By Pierre Alain - 2022-04-04
My first experience with the Mirage ecosystem was using qubes-mirage-firewall
as a way to decrease resource usage for an internal system task. Just before the release of MirageOS 3.9, I participated in testing PVH-mode unikernels with Solo5. I found it interesting with very constructive exchanges and high-quality speakers (@mato, @talex5, @hannesm) to correct some minor bugs.
After the release of Mirage 3.9 and the ability to launch unikernels in PVH-mode with Solo5, my real adventure with Mirage started when I noticed a drop in the bandwidth performance compared to the Linux firewall in Qubes.
The explanation was quickly found: each time a network packet was received, the firewall performed a memory statistic call to decide whether it needed to trigger the garbage collector. The idea behind this was simply to perform the collection steps before running out of memory.
With the previous system (Mini-OS), the amount of free memory was directly accessible; however, with Solo5, the nolibc
implementation used the dlmalloc
library to manage allocations in the heap. The interface that showed the fraction of occupied memory (mallinfo()
) had to loop over the whole heap to count the used and unused areas. This scan is time-linear with the heap size; therefore it took time to make the operation visible when it was performed (in qubes-mirage-firewall
) for each packet.
The first proposed solution was to use a less accurate dlmalloc
call footprint() which could overestimate the memory usage. This solution had the advantage to be low-cost and increase the bandwitdh performance. However, this overestimation is currently strictly increasing. Without going into details, footprint()
gives the amount of memory obtained from the system, which corresponds approximately to the top of the heap. It is possible to give back the top of the heap to Solo5 by calling trim()
, which is, sadly, currently not available in the OCaml environment, thus the top of the heap increases. After a while, the amount of free memory falls below a threshold, and our firewall spends its time writing log messages warning about the lack of memory, but it never can solve the problem. The first clue suggested that this was due to a memory leak.

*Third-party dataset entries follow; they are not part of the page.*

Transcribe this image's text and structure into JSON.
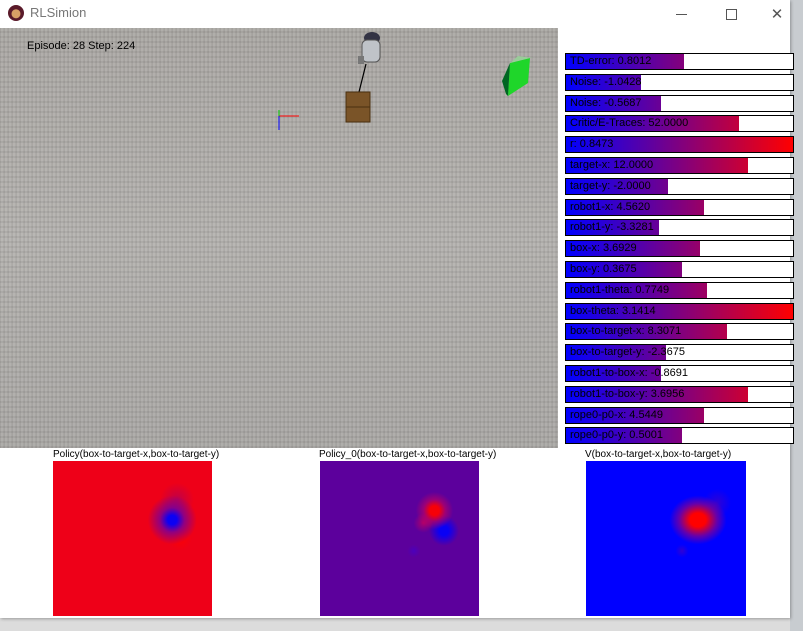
{
  "window": {
    "title": "RLSimion",
    "app_icon": "monkey-icon",
    "controls": [
      "minimize-icon",
      "maximize-icon",
      "close-icon"
    ]
  },
  "scene": {
    "status": "Episode: 28 Step: 224"
  },
  "colors": {
    "bar_low": "#0000ff",
    "bar_high": "#ff0000",
    "policy_bg": "#ee0018",
    "policy0_bg": "#5c009c",
    "v_bg": "#0000ff"
  },
  "bars": [
    {
      "label": "TD-error: 0.8012",
      "fill": 0.52
    },
    {
      "label": "Noise: -1.0428",
      "fill": 0.33
    },
    {
      "label": "Noise: -0.5687",
      "fill": 0.42
    },
    {
      "label": "Critic/E-Traces: 52.0000",
      "fill": 0.76
    },
    {
      "label": "r: 0.8473",
      "fill": 1.0
    },
    {
      "label": "target-x: 12.0000",
      "fill": 0.8
    },
    {
      "label": "target-y: -2.0000",
      "fill": 0.45
    },
    {
      "label": "robot1-x: 4.5620",
      "fill": 0.61
    },
    {
      "label": "robot1-y: -3.3281",
      "fill": 0.41
    },
    {
      "label": "box-x: 3.6929",
      "fill": 0.59
    },
    {
      "label": "box-y: 0.3675",
      "fill": 0.51
    },
    {
      "label": "robot1-theta: 0.7749",
      "fill": 0.62
    },
    {
      "label": "box-theta: 3.1414",
      "fill": 1.0
    },
    {
      "label": "box-to-target-x: 8.3071",
      "fill": 0.71
    },
    {
      "label": "box-to-target-y: -2.3675",
      "fill": 0.44
    },
    {
      "label": "robot1-to-box-x: -0.8691",
      "fill": 0.42
    },
    {
      "label": "robot1-to-box-y: 3.6956",
      "fill": 0.8
    },
    {
      "label": "rope0-p0-x: 4.5449",
      "fill": 0.61
    },
    {
      "label": "rope0-p0-y: 0.5001",
      "fill": 0.51
    }
  ],
  "heatmaps": [
    {
      "title": "Policy(box-to-target-x,box-to-target-y)"
    },
    {
      "title": "Policy_0(box-to-target-x,box-to-target-y)"
    },
    {
      "title": "V(box-to-target-x,box-to-target-y)"
    }
  ]
}
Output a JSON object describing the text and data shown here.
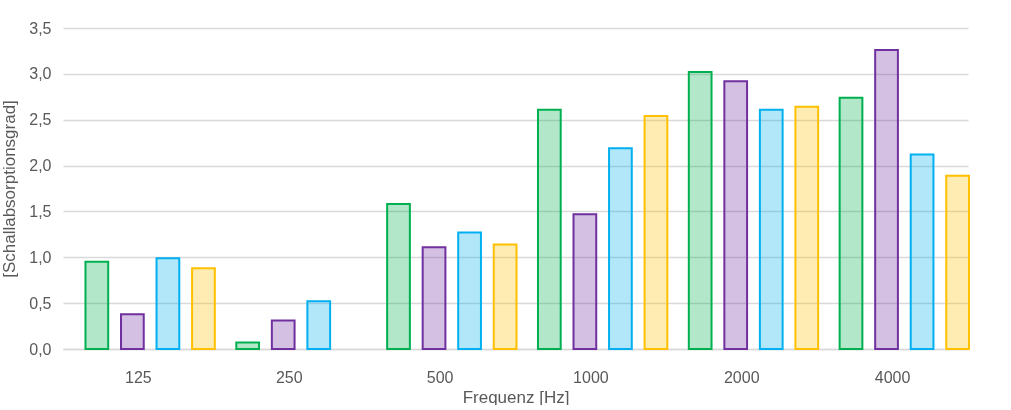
{
  "chart_data": {
    "type": "bar",
    "xlabel": "Frequenz [Hz]",
    "ylabel": "[Schallabsorptionsgrad]",
    "categories": [
      "125",
      "250",
      "500",
      "1000",
      "2000",
      "4000"
    ],
    "series": [
      {
        "color": "#00b050",
        "values": [
          0.95,
          0.07,
          1.58,
          2.61,
          3.02,
          2.74
        ]
      },
      {
        "color": "#7030a0",
        "values": [
          0.38,
          0.31,
          1.11,
          1.47,
          2.92,
          3.26
        ]
      },
      {
        "color": "#00b0f0",
        "values": [
          0.99,
          0.52,
          1.27,
          2.19,
          2.61,
          2.12
        ]
      },
      {
        "color": "#ffc000",
        "values": [
          0.88,
          null,
          1.14,
          2.54,
          2.64,
          1.89
        ]
      }
    ],
    "ylim": [
      0,
      3.5
    ],
    "yticks": [
      {
        "value": 0,
        "label": "0,0"
      },
      {
        "value": 0.5,
        "label": "0,5"
      },
      {
        "value": 1,
        "label": "1,0"
      },
      {
        "value": 1.5,
        "label": "1,5"
      },
      {
        "value": 2,
        "label": "2,0"
      },
      {
        "value": 2.5,
        "label": "2,5"
      },
      {
        "value": 3,
        "label": "3,0"
      },
      {
        "value": 3.5,
        "label": "3,5"
      }
    ],
    "grid": "y",
    "legend": false
  }
}
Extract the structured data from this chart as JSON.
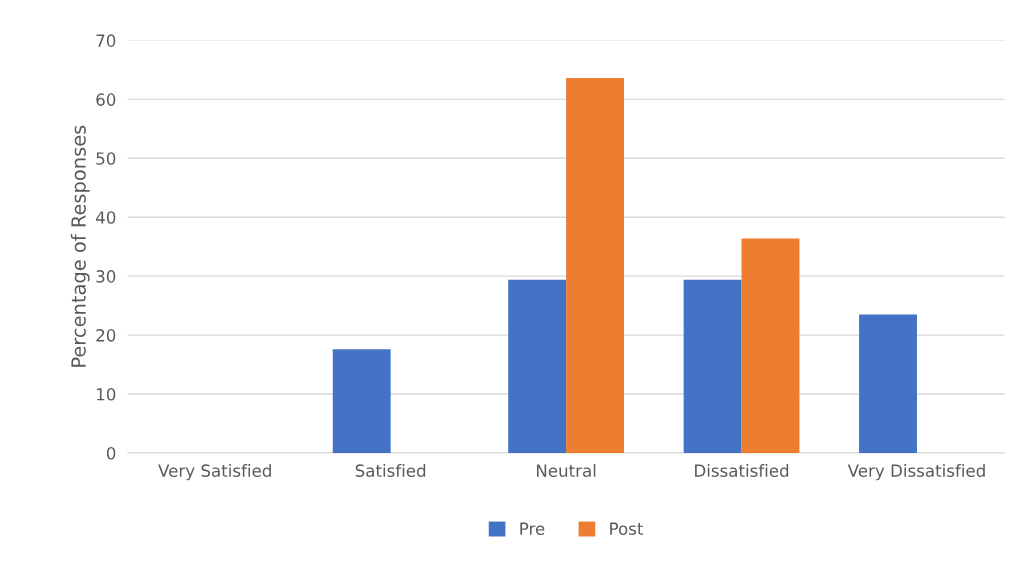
{
  "chart_data": {
    "type": "bar",
    "ylabel": "Percentage of Responses",
    "categories": [
      "Very Satisfied",
      "Satisfied",
      "Neutral",
      "Dissatisfied",
      "Very Dissatisfied"
    ],
    "series": [
      {
        "name": "Pre",
        "color": "#4472c4",
        "values": [
          0,
          17.6,
          29.4,
          29.4,
          23.5
        ]
      },
      {
        "name": "Post",
        "color": "#ed7d31",
        "values": [
          0,
          0,
          63.6,
          36.4,
          0
        ]
      }
    ],
    "ylim": [
      0,
      70
    ],
    "yticks": [
      0,
      10,
      20,
      30,
      40,
      50,
      60,
      70
    ],
    "grid": "y",
    "legend": "bottom"
  }
}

As a computer science degree teacher, I can sometimes propose internship topics to students, so I challenged one student to think about this memory leak problem. We tried:
dlmalloc
by a simpler allocator written from scratch from binary buddy in Knut's TAOCP. The problem with this attempt was the large allocator overhead, as it takes almost 10MB of data structure to manage 32MB of memory.dlmalloc
and count the allocations, releases, reallocations, etc., the hard way with requests to keep the total amount of memory allocated for the unikernel in a simple C variable, like what existed in Mini-OS.This latest solution looks promising at the beginning of this year, and we're now able to have an estimate of the occupied memory, which goes up and down with the allocations and the garbage collector calls (link). Bravo Julien! It still remains to test and produce the PR to finally close this Issue.
In parallel to this first experience with MirageOS, and for which I had not practiced OCaml at all, I began developing with MirageOS by writing a tool for my personal usage!
Before telling you about it, I have to add some context: it's easy to have one or more encrypted partitions mountable on the fly with autofs
, but I haven't managed to have an encrypted folder that can behave as such an encrypted partition.
In January 2021, the Mirage ecosystem got a library that permits unikernels to communicate using the SSH protocol : Awá-ssh. The server part hadn't been updated since the first version, so I was able to start soaking up by updating this part.
As a developer, I use SSHFS very regularly to mount a remote folder from a server to access and drop—in short, to manipulate files. The good thing is that with my need to have an encrypted folder and the ability to respond in a unikernel to an incoming SSH connection, I was able to capitalize on this work on Awá-ssh server to add the management of an SSHFS mount.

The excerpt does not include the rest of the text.